1769-04-26, de Joseph Audra à Voltaire [François Marie Arouet].

Mon vénérable patriarche,

J'ai été nommé ici à la place de professeur d'histoire au collège royal.
Je donnerai des leçons aux étudiants des classes supérieures, j'en donnerai de publiques où des magistrats et des ecclésiastiques se proposent d'assister et qui seront ouvertes à tout le monde.

Vous savez qu'on ne saurait enseigner aucune science sans de bons traités classiques qui renferment tout le nécessaire, et qui ne contiennent rien de plus. Je connais un bon livre de cette espèce depuis Charlemagne jusqu'à nos jours: mais malgré les éloges que son auteur donne à Bossuet, je crois que cet intolérant n'a saisi qu'en partie le véritable esprit de l'histoire, et je range son petit discours dans la classe de ceux où le superflu abonde et où le nécessaire manque.

Si la tendre humanité de mon vénérable patriarche, si son zèle pour les jeunes gens, si son amour pour les lettres, si son affection pour moi pouvaient le déterminer à mettre dans un volume l'histoire ancienne et à l'amalgamer avec son admirable ouvrage, la France aurait un cours complet d'histoire qui servirait à tous les professeurs qui semblent devoir se multiplier bientôt à l'exemple de Paris et de Toulouse. Ne refusez pas à tous les bons citoyens un ouvrage si nécessaire.

Par les arrangements que j'ai pris, l'histoire des Juifs et de leur religion ne me regarde pas. Vous ne parleriez donc de ces gens là que pour indiquer en deux mots et selon leur petite importance, les différentes formes de leur gouvernement sont des juges et sont des rois, et après leur retour de la captivité sont des pontifes qui devinrent pour quelque temps des rois. Vous laisseriez là la création et le déluge; et vous ouvririez votre carrière par les monuments authentiques qui nous restent des temps reculés, mais postérieurs à cette contentieuse époque.

Les divers traits épars dans les écrits des philosophes, surtout des orientaux sur la loi naturelle, sur l'existence de dieu, la providence et l'immortalité de l'âme figureraient d'autant mieux qu'ils contrasteraient sans mot dire avec la stupidité et la brutalité des Juifs. Vos bons amis les Persans, les Indiens et les Chinois recevraient des éloges mérités, ainsi que tous les autres peuples qui ont vu un peu clair sur les devoirs de l'homme.

Convenez, mon vénérable patriarche, que l'ouvrage que je vous demande est un supplément absolument nécessaire à votre grande histoire.
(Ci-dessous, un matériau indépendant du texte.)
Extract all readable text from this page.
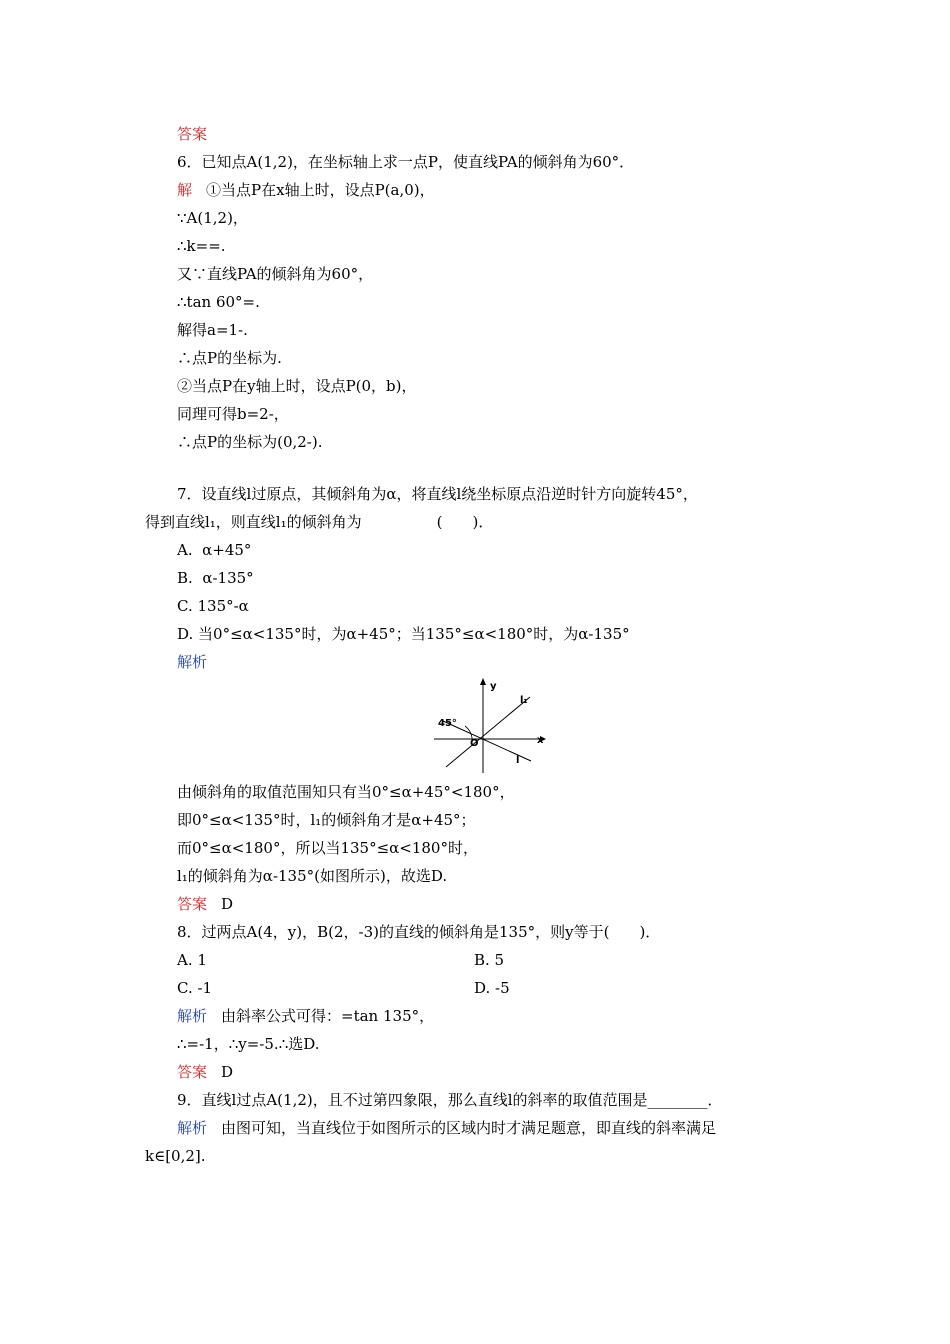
答案
6．已知点A(1,2)，在坐标轴上求一点P，使直线PA的倾斜角为60°．
解 ①当点P在x轴上时，设点P(a,0)，
∵A(1,2)，
∴k==.
又∵直线PA的倾斜角为60°，
∴tan 60°=.
解得a=1-.
∴点P的坐标为.
②当点P在y轴上时，设点P(0，b)，
同理可得b=2-，
∴点P的坐标为(0,2-).
7．设直线l过原点，其倾斜角为α，将直线l绕坐标原点沿逆时针方向旋转45°，
得到直线l₁，则直线l₁的倾斜角为　　　　　(　　)．
A.  α+45°
B.  α-135°
C. 135°-α
D. 当0°≤α<135°时，为α+45°；当135°≤α<180°时，为α-135°
解析
y
x
O
l₁
l
45°
由倾斜角的取值范围知只有当0°≤α+45°<180°，
即0°≤α<135°时，l₁的倾斜角才是α+45°；
而0°≤α<180°，所以当135°≤α<180°时，
l₁的倾斜角为α-135°(如图所示)，故选D.
答案 D
8．过两点A(4，y)，B(2，-3)的直线的倾斜角是135°，则y等于(　　)．
A. 1	B. 5
C. -1	D. -5
解析 由斜率公式可得：=tan 135°，
∴=-1，∴y=-5.∴选D.
答案 D
9．直线l过点A(1,2)，且不过第四象限，那么直线l的斜率的取值范围是________．
解析 由图可知，当直线位于如图所示的区域内时才满足题意，即直线的斜率满足
k∈[0,2].
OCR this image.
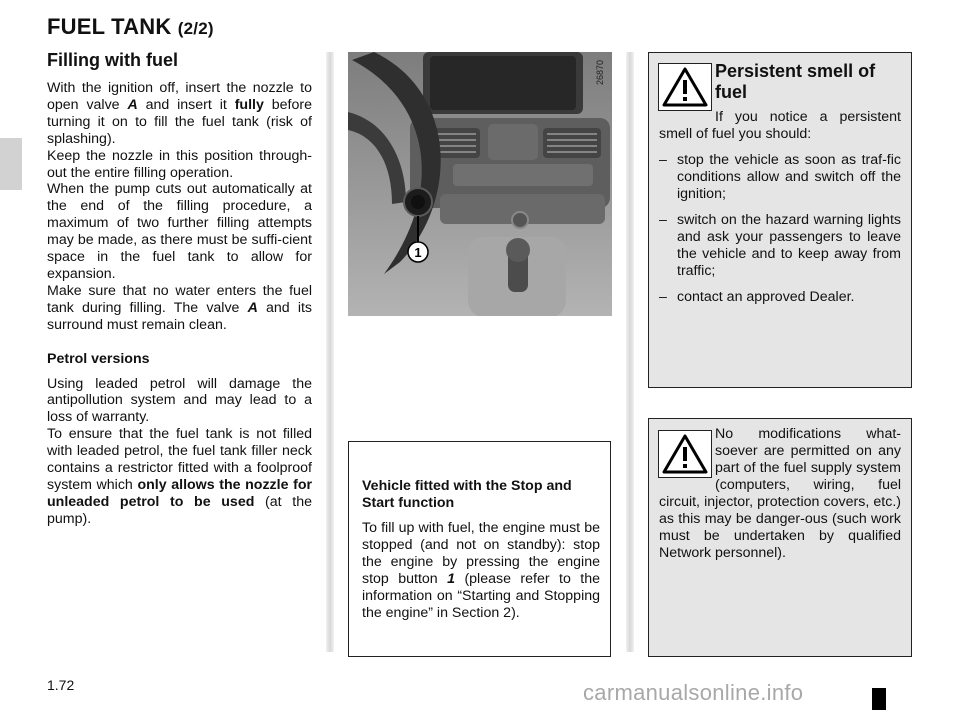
FUEL TANK (2/2)
Filling with fuel

With the ignition off, insert the nozzle to open valve A and insert it fully before turning it on to fill the fuel tank (risk of splashing).

Keep the nozzle in this position through-out the entire filling operation.

When the pump cuts out automatically at the end of the filling procedure, a maximum of two further filling attempts may be made, as there must be suffi-cient space in the fuel tank to allow for expansion.

Make sure that no water enters the fuel tank during filling. The valve A and its surround must remain clean.

Petrol versions

Using leaded petrol will damage the antipollution system and may lead to a loss of warranty.

To ensure that the fuel tank is not filled with leaded petrol, the fuel tank filler neck contains a restrictor fitted with a foolproof system which only allows the nozzle for unleaded petrol to be used (at the pump).

1
26870
Vehicle fitted with the Stop and Start function

To fill up with fuel, the engine must be stopped (and not on standby): stop the engine by pressing the engine stop button 1 (please refer to the information on “Starting and Stopping the engine” in Section 2).

Persistent smell of fuel

If you notice a persistent smell of fuel you should:

– stop the vehicle as soon as traf-fic conditions allow and switch off the ignition;
– switch on the hazard warning lights and ask your passengers to leave the vehicle and to keep away from traffic;
– contact an approved Dealer.

No modifications what-soever are permitted on any part of the fuel supply system (computers, wiring, fuel circuit, injector, protection covers, etc.) as this may be danger-ous (such work must be undertaken by qualified Network personnel).

1.72	carmanualsonline.info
Ce volume de plus la rendra complète, et vous débarrasserez le public d'un ouvrage insuffisant, dangereux et sophistique qui fait beaucoup plus de mal que de bien.
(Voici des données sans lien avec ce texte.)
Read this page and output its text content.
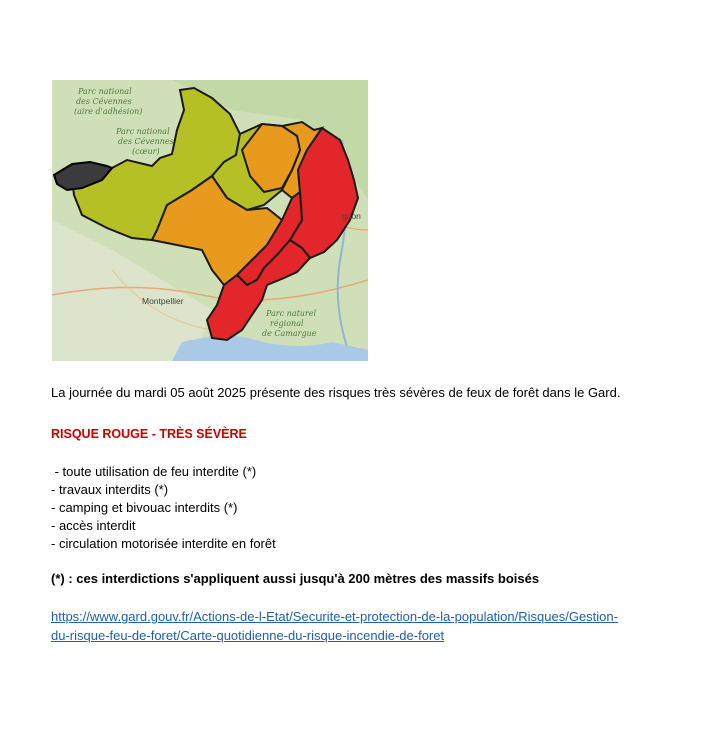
Parc national
des Cévennes
(aire d'adhésion)
Parc national
des Cévennes
(cœur)
Montpellier
gnon
Parc naturel
régional
de Camargue
La journée du mardi 05 août 2025 présente des risques très sévères de feux de forêt dans le Gard.
RISQUE ROUGE - TRÈS SÉVÈRE
- toute utilisation de feu interdite (*)
- travaux interdits (*)
- camping et bivouac interdits (*)
- accès interdit
- circulation motorisée interdite en forêt
(*) : ces interdictions s'appliquent aussi jusqu'à 200 mètres des massifs boisés
https://www.gard.gouv.fr/Actions-de-l-Etat/Securite-et-protection-de-la-population/Risques/Gestion-
du-risque-feu-de-foret/Carte-quotidienne-du-risque-incendie-de-foret
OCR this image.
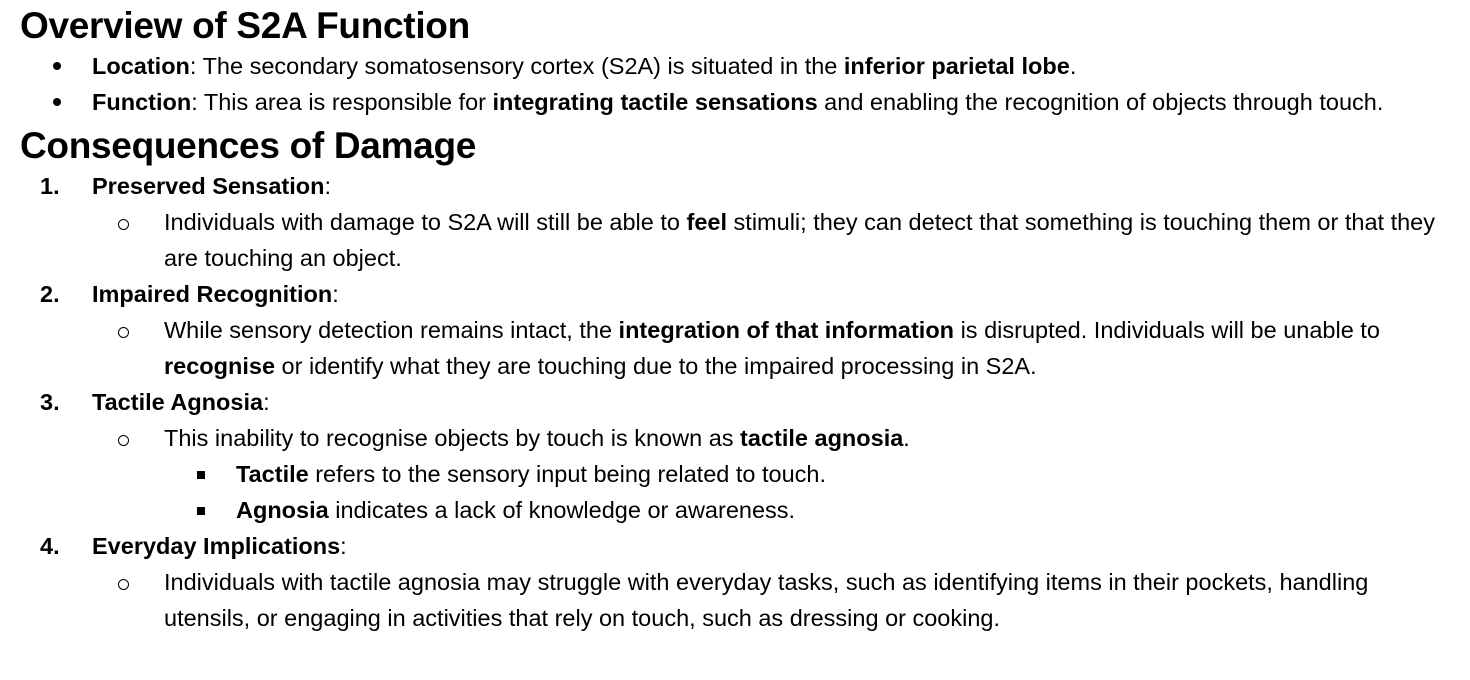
Overview of S2A Function
Location: The secondary somatosensory cortex (S2A) is situated in the inferior parietal lobe.
Function: This area is responsible for integrating tactile sensations and enabling the recognition of objects through touch.
Consequences of Damage
1. Preserved Sensation:
Individuals with damage to S2A will still be able to feel stimuli; they can detect that something is touching them or that they are touching an object.
2. Impaired Recognition:
While sensory detection remains intact, the integration of that information is disrupted. Individuals will be unable to recognise or identify what they are touching due to the impaired processing in S2A.
3. Tactile Agnosia:
This inability to recognise objects by touch is known as tactile agnosia.
Tactile refers to the sensory input being related to touch.
Agnosia indicates a lack of knowledge or awareness.
4. Everyday Implications:
Individuals with tactile agnosia may struggle with everyday tasks, such as identifying items in their pockets, handling utensils, or engaging in activities that rely on touch, such as dressing or cooking.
Je voudrais que vous imitassiez son auteur seulement dans un point. C'est dans son attention à n'oublier aucun nom important parmi ceux que renferment les tables chronologiques.

Adieu, mon vénérable patriarche, je dois commencer mon cours public en novembre. Mes disciples et moi avons le plus grand besoin de vous. Tous les gens de lettres, tous les pères de famille vous demandent ce petit travail par la bouche de celui des citoyens qui vous est le plus attaché.